Organic décollage is a phrase used by the photographer Maria Stengard-Green to describe the naturally occurring or non-artistically organized décollage that echoes the work of Mimmo Rotella, Raymond Hains, Jacques Villeglé, Yves Klein and Robert Rauschenberg, and whose antecedents probably influenced their pioneering work.

Whilst organic decollage appears random, the mere effect of nature, it also reveals the ego, ideals and aspirations of the people who interfere with nature's interference; creating layers, nuance and sometimes meaning.
— Maria Stengard-Green

This was particularly illustrated by the poster sites of the 2008 Rome City Council elections.

==Background==
In art, décollage is created by cutting, ripping off or removing pieces of an original image or images to reveal the substrate or the images that lie beneath. A distinct genre of décollage is the torn poster. This happens when a poster has been pasted on top of another poster and then cut or torn to reveal the poster or posters beneath, or where ripped poster fragments are pasted, layer upon layer, to a canvas or substrate to create a new montage.

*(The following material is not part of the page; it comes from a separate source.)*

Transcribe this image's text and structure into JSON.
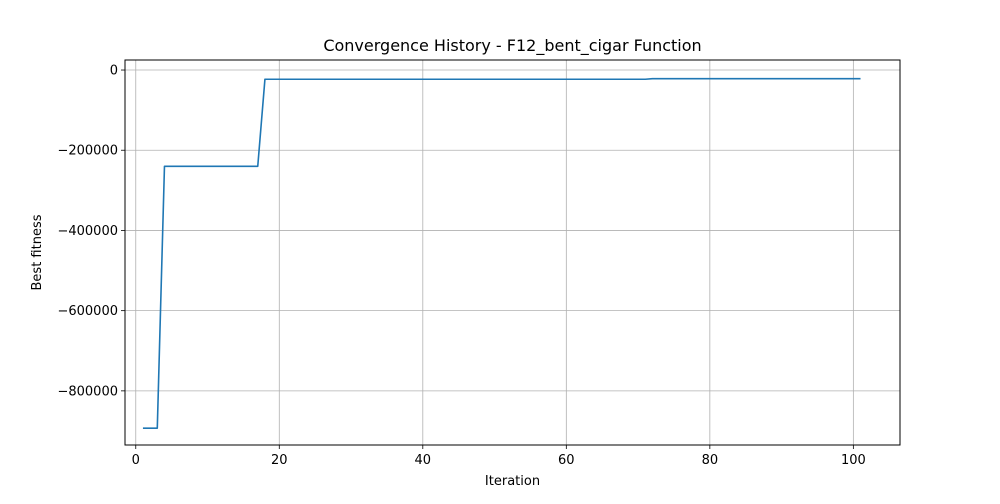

This genre is strongly associated with Mimmo Rotella; he invented it after returning from America in 1953 convinced that nothing in art was original. He had what he later described as a "Zen illumination" - the discovery of the advertising poster as a form of artistic expression. Armed with a penknife, he began ripping off posters and pieces of the zinc mounts from Rome's council advertising sites. He was then labelled the "poster ripper" or the "painter of glued paper". Rotella exhibited his "torn posters" for the first time at Esposizione d'arte attuale in 1955 and the term "décollage" was claimed for this genre in the same year by poet, artist and fellow Italian Emilio Villa. This French word, meaning "to unstick", first appeared in print in 1938 in Dictionnaire Abrégé du Surréalisme and notably from 1949 on, Hains was creating pieces from posters he had torn from Parisian walls.